A vacinação é o meio mais eficaz para manter a poliomielite
erradicada no país. Desde 1994, o Brasil possui a certificação de área livre da
doença e, para este ano, a projeção do Ministério da Saúde é de uma cobertura
vacinal de 95% do público-alvo, que são as crianças de até 5 anos.
A cobertura vacinal das crianças brasileiras,
especialmente em vacinas contra a poliomielite e a tríplice viral, busca
retomar uma crescente, após dados do Ministério da Saúde e da Organização
Mundial da Saúde (OMS) apontarem uma cobertura de 67% para a primeira e 73%
para a segunda, no período entre 2020 e 2021. Mesmo com uma recuperação
recente, os dados apontam que ambas as vacinas ainda não chegaram à faixa
segura histórica dos 95%.
Luísa da Fonseca, pediatra da Afya Educação Médica
Curitiba, explica que o cenário de erradicação da poliomielite no Brasil não é
uma condição permanente, ou seja, ela precisa ser mantida por meio de uma
cobertura vacinal forte.
“A poliomielite, conhecida também como paralisia
infantil, é uma doença grave e potencialmente incapacitante, pois o seu vírus
ataca o sistema nervoso. Mesmo que o país não registre casos desde 1989, a
erradicação global da doença ainda não foi alcançada: o vírus continua
circulando em outros países e, com a redução das coberturas vacinais no Brasil,
devemos acender um sinal de alerta”, afirma a pediatra.
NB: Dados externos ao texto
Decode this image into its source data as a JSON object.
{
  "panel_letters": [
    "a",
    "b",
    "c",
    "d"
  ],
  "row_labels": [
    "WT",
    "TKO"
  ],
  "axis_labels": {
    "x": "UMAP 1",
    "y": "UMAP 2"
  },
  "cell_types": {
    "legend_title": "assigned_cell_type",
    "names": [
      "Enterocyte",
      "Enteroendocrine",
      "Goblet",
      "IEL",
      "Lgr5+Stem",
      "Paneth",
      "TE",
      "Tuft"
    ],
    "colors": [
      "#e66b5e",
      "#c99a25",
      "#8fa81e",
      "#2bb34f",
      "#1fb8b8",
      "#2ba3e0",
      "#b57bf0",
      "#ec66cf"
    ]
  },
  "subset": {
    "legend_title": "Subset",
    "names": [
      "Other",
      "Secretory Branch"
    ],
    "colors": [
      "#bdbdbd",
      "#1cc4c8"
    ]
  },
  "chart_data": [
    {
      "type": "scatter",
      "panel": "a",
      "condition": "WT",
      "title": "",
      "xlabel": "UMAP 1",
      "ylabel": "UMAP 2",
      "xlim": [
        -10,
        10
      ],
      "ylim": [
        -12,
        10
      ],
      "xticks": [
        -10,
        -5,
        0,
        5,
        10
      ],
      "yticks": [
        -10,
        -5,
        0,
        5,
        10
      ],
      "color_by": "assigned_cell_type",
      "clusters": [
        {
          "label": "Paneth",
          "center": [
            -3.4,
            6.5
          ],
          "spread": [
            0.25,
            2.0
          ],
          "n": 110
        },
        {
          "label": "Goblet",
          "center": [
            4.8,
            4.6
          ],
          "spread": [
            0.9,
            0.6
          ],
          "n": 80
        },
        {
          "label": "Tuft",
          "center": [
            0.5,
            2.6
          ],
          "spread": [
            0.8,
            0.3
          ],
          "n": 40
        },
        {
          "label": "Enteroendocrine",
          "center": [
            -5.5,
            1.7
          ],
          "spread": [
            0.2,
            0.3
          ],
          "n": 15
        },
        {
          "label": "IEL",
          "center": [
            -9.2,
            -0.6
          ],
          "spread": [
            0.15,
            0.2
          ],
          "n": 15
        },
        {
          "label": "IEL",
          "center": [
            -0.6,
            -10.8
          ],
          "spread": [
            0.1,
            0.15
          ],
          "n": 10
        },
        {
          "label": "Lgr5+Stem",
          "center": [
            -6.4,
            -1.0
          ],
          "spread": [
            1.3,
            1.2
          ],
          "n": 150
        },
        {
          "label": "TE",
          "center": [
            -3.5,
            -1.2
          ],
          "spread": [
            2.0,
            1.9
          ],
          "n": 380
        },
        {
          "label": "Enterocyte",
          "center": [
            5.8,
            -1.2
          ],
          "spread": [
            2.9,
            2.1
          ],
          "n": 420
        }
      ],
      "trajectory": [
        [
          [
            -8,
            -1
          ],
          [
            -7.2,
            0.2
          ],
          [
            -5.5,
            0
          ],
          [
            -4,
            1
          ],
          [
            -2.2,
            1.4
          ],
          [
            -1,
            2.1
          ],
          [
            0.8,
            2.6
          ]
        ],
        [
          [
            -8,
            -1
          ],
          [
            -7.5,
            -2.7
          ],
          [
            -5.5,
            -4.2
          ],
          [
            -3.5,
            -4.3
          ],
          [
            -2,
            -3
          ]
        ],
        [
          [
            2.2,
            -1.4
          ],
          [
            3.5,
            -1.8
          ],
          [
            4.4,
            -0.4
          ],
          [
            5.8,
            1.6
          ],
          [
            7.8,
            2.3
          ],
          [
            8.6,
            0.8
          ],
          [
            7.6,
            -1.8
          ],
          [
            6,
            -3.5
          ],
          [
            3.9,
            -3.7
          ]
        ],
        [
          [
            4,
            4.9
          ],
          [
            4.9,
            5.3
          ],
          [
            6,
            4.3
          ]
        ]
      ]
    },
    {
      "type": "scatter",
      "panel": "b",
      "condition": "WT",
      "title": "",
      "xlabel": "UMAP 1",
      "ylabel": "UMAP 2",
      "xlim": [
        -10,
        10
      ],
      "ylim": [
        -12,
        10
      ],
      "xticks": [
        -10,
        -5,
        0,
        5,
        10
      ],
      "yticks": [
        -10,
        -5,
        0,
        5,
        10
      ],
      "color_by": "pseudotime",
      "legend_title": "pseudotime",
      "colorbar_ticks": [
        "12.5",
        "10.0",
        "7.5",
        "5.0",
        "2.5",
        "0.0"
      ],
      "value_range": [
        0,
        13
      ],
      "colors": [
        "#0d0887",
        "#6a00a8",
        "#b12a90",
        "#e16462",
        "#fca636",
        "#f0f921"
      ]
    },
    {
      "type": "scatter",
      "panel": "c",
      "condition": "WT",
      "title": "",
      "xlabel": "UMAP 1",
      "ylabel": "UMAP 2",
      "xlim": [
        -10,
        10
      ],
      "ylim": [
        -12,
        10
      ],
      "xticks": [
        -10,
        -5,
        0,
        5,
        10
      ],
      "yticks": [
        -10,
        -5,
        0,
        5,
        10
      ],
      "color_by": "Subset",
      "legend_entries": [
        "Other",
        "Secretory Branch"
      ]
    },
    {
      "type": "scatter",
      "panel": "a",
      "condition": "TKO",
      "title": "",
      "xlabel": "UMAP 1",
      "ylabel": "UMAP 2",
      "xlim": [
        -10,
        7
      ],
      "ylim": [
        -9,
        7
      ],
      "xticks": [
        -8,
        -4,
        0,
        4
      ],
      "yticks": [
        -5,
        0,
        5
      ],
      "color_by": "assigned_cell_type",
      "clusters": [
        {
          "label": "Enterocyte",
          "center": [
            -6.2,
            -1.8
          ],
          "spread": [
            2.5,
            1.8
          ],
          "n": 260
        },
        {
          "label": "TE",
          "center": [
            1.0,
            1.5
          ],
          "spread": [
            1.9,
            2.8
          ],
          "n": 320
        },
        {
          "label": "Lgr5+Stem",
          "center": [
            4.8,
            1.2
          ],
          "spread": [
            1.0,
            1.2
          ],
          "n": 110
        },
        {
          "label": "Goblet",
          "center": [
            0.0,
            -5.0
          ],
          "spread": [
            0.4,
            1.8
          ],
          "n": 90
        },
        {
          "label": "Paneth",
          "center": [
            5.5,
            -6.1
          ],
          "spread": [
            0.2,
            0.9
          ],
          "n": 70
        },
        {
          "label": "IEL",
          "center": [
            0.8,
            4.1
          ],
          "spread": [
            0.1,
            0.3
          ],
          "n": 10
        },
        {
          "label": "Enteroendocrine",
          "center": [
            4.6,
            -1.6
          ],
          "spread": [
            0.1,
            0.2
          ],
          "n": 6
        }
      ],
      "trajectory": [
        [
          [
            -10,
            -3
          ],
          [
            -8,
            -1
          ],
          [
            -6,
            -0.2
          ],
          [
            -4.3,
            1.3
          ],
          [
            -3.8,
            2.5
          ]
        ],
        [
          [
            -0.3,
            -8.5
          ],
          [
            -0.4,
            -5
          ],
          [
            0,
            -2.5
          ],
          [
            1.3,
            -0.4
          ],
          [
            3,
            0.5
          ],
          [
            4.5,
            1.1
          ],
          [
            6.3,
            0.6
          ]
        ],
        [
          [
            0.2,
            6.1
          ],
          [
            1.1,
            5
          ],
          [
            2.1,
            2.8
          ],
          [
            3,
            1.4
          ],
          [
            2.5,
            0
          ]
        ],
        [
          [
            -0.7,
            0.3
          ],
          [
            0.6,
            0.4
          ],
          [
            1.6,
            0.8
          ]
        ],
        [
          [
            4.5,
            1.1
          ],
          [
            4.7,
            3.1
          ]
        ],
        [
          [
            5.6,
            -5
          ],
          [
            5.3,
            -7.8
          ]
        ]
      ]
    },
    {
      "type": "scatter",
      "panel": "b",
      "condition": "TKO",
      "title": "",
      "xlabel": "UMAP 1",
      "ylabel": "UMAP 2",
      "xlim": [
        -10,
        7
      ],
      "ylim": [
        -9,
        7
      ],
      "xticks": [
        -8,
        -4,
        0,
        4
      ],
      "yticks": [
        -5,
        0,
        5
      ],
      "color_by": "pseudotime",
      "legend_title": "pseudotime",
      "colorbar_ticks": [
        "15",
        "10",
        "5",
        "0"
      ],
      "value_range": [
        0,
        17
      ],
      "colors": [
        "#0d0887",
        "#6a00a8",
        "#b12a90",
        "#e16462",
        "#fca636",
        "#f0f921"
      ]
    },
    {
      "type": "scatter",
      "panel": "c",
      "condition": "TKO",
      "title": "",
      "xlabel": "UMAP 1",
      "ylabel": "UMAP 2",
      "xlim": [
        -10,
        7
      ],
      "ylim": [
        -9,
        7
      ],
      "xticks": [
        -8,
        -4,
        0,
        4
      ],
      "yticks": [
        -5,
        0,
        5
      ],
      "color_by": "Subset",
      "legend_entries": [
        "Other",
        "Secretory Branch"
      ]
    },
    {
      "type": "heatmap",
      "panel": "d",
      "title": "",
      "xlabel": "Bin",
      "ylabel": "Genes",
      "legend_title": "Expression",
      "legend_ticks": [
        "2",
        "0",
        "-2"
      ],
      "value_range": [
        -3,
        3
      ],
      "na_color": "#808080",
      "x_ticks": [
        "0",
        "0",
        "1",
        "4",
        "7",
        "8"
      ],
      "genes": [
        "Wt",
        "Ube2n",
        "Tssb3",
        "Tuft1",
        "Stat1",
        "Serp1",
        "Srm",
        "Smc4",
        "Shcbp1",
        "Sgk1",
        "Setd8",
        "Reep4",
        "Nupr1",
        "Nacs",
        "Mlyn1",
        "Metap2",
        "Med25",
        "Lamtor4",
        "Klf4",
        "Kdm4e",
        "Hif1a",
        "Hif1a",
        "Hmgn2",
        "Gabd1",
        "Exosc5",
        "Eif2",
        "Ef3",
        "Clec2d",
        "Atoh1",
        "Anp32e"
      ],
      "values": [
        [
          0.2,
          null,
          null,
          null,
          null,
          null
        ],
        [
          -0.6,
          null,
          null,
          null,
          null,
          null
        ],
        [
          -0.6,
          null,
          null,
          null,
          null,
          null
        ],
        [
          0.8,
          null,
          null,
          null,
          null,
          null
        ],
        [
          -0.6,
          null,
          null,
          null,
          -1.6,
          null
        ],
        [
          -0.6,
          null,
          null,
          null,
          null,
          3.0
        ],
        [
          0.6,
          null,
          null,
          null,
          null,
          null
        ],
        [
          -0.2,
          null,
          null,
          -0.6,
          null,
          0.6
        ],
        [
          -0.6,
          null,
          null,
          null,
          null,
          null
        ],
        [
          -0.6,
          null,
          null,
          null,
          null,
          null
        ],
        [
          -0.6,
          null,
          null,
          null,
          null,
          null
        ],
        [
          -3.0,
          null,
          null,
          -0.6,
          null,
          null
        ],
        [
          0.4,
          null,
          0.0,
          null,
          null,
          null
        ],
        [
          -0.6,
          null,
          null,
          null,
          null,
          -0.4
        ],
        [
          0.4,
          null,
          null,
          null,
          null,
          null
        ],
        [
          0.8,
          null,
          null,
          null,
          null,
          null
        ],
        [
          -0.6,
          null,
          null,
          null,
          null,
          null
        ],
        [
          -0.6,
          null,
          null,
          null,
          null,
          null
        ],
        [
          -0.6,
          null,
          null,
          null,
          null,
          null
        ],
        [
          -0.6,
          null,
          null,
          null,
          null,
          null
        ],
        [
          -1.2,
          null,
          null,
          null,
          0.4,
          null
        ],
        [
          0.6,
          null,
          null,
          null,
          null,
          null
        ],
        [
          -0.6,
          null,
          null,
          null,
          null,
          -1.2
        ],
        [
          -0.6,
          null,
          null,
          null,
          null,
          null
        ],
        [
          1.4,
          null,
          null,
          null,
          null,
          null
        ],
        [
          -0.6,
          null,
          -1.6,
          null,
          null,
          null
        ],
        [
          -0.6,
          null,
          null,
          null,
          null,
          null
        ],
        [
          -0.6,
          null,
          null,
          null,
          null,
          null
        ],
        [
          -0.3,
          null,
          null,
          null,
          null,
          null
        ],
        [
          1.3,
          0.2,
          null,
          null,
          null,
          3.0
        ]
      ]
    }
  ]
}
A pediatra ainda aponta que a vacinação é
fundamental para proteger as crianças. Com a queda na cobertura vacinal, causada
por fatores como a desinformação ou a falsa sensação de que a doença não pode
mais voltar, é preciso estar alerta.
“O vírus da poliomielite não respeita fronteiras:
basta uma queda na imunização para que ele encontre brechas e volte a causar
sofrimento. Por isso, vacinar é um ato de cuidado, responsabilidade e
solidariedade, pois cada dose aplicada é um passo firme na manutenção da saúde
dos nossos pequenos. Precisamos manter o calendário vacinal deles sempre em
dia”, reforça a especialista da Afya.